September 14 marked the 150th anniversary of the original, German-language publication of Karl Marx’s Das Kapital, later published in English-language editions (in multiple volumes) as Capital. What I find particularly interesting is that it was largely written in the reading room of the British Library (at the time located at the British Museum). Marx’s long history of using the library for reading, research and writing is detailed in the recent British Library European studies blog post by Izzy Gibbin, “150 Years of Capital.

In Germany, the land of Marx’s birth, the international broadcaster Deutsche Welle (DW) recently published “Karl Marx’s ‘Das Kapital’ still fascinates after 150 years,” a Q&A with author/journalist Bernd Ziesemer. To demonstrate that Marx’s influence goes well beyond economics and politics, on September 14th Artworld published “On the 150th Anniversary of ‘Das Kapital,’ Here Are 5 Works Inspired by Marx’s Seminal Text.” It depicts the influence on various works of dance, illustration, sculpture and other artistic expressions.

The anniversary has also been marked by a new book, Marx, Capital, and the Madness of Economic Reason by longtime Marx scholar David Harvey, a professor at the CUNY/City University of New York Graduate Center. You can read an excerpt via the publisher, Oxford University Press; and it has recently been reviewed by the Financial Times and the LSE Review of Books, from the London School of Economics and Political Science.

In addition, next year is the bicentenary of Marx’s birth, so there is sure to be more activity around the man, his work and his legacy. But interest in Marx remains high, anniversary or not. For instance, there is a new film from director Raoul Peck, The Young Karl Marx, which covers the time period 20 years before Capital, and well before Marx settled in London, where he lived until he end of his life. Late last year, Louis Menand wrote an extensive piece for The New Yorker, “Karl Marx, Yesterday and Today.”

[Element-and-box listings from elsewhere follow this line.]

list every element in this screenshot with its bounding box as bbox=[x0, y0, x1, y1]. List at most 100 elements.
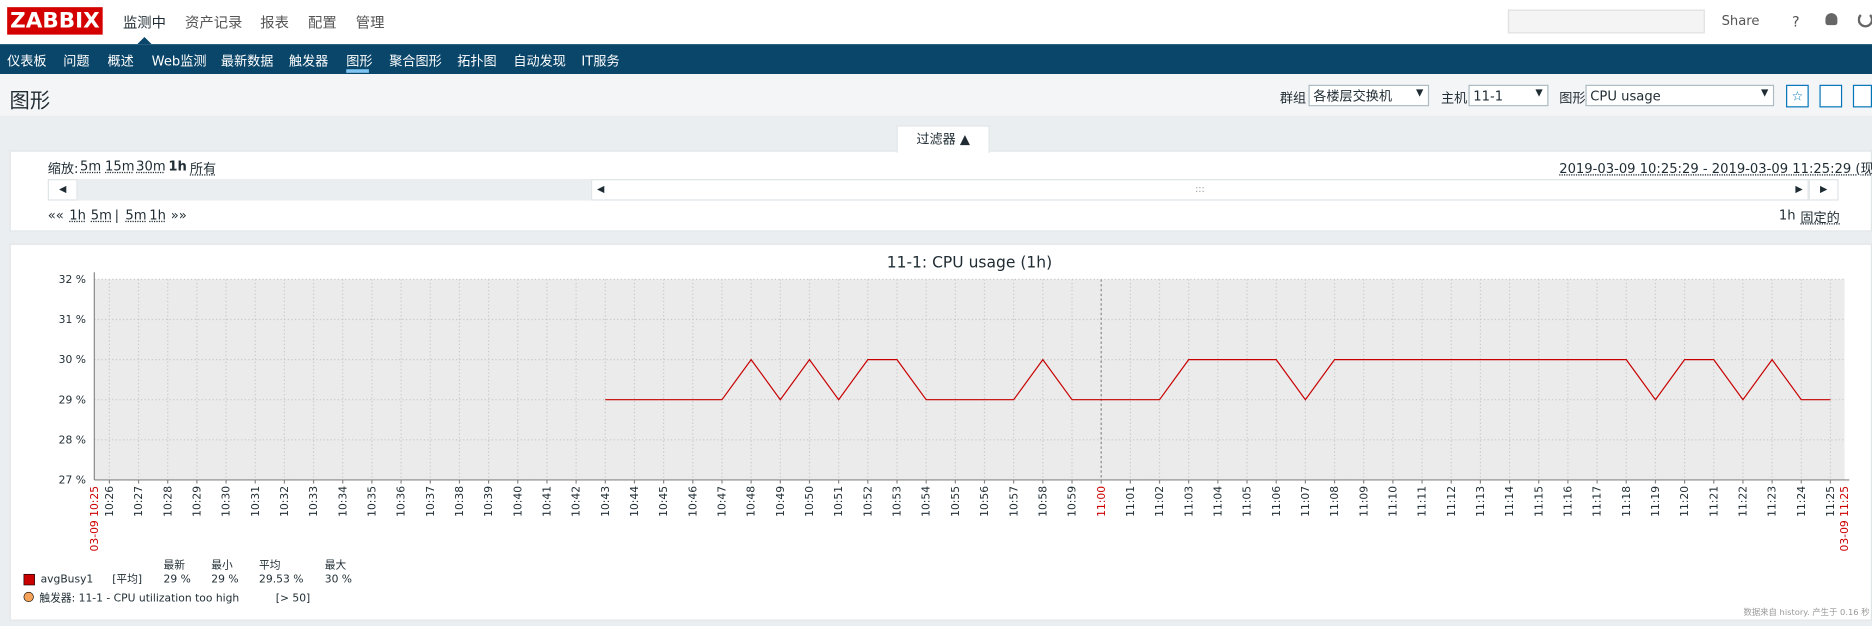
legend-stat: 29 % bbox=[211, 573, 238, 586]
x-tick-label: 10:32 bbox=[278, 486, 291, 517]
y-tick-label: 28 % bbox=[59, 433, 86, 446]
x-tick-label: 10:47 bbox=[716, 486, 729, 517]
filter-tab[interactable]: 过滤器 ▲ bbox=[896, 125, 990, 153]
search-box[interactable] bbox=[1507, 9, 1705, 34]
menu-item[interactable]: 资产记录 bbox=[185, 14, 243, 32]
logout-icon[interactable] bbox=[1857, 11, 1872, 28]
x-tick-label: 10:36 bbox=[395, 486, 408, 517]
nav-link: | bbox=[114, 207, 120, 224]
legend-stat: 30 % bbox=[325, 573, 352, 586]
x-tick-label: 10:34 bbox=[336, 486, 349, 517]
sub-nav-item[interactable]: IT服务 bbox=[581, 53, 620, 70]
zoom-label: 缩放: bbox=[47, 161, 79, 177]
x-tick-label: 10:52 bbox=[861, 486, 874, 517]
timeline-right[interactable]: ▶ bbox=[1808, 179, 1839, 201]
x-tick-label: 10:55 bbox=[949, 486, 962, 517]
sub-nav-item[interactable]: 拓扑图 bbox=[457, 53, 497, 70]
sub-nav-item[interactable]: Web监测 bbox=[151, 53, 207, 70]
nav-link[interactable]: 5m bbox=[90, 207, 112, 224]
zoom-link[interactable]: 5m bbox=[79, 158, 102, 175]
x-tick-label: 10:40 bbox=[511, 486, 524, 517]
menu-item[interactable]: 配置 bbox=[308, 14, 337, 32]
x-tick-label: 10:37 bbox=[424, 486, 437, 517]
x-tick-label: 11:05 bbox=[1241, 486, 1254, 517]
chart-title: 11-1: CPU usage (1h) bbox=[887, 253, 1052, 271]
trigger-threshold: [> 50] bbox=[276, 592, 310, 605]
sub-nav-item[interactable]: 图形 bbox=[346, 53, 373, 70]
select-arrow: ▼ bbox=[1760, 87, 1769, 98]
help-link[interactable]: ? bbox=[1792, 13, 1800, 30]
nav-link[interactable]: 5m bbox=[125, 207, 147, 224]
share-link[interactable]: Share bbox=[1721, 13, 1760, 29]
x-tick-label: 10:26 bbox=[103, 486, 116, 517]
x-tick-label: 10:28 bbox=[161, 486, 174, 517]
zoom-link[interactable]: 30m bbox=[136, 158, 166, 175]
legend-swatch bbox=[23, 573, 35, 586]
x-tick-label: 11:15 bbox=[1532, 486, 1545, 517]
menu-item[interactable]: 管理 bbox=[355, 14, 385, 32]
sub-nav-item[interactable]: 问题 bbox=[63, 53, 90, 70]
refresh-button[interactable] bbox=[1819, 84, 1843, 108]
star: ☆ bbox=[1786, 84, 1809, 108]
logo[interactable]: ZABBIX bbox=[7, 7, 103, 35]
sub-nav-item[interactable]: 触发器 bbox=[288, 53, 329, 70]
user-icon[interactable] bbox=[1825, 13, 1838, 26]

It’s worth reflecting if a present-day Marx would also camp out and research/write/work in the British Library, or, taking advantage of modern technology, if he would spread his time over a variety of settings. He was a tenuously-employed freelance writer for the New York Tribune and elsewhere (Penguin has also published Dispatches from the New York Tribune: Selected Journalism of Karl Marx), and as such, would be familiar with today’s Gig Economy. It’s easy to think of a current-day Marx working from libraries, his home and perhaps Starbucks or a similar commercial venue. Or maybe even paying for coworking space at WeWork or elsewhere.

As I noted in a recent post, Capital is one of the featured works in 50 Economics Classics, by Tom Butler-Bowdon. In placing Capital in context and in assessing its continued relevance, Butler-Bowdon writes that “Marx wished to provide a damning case against laissez-faire economics, and even if you are an ardent capitalist it is hard to walk away from the book without thinking about the perennial question of labor versus capital, and whether things have even changed much since Marx’s day.”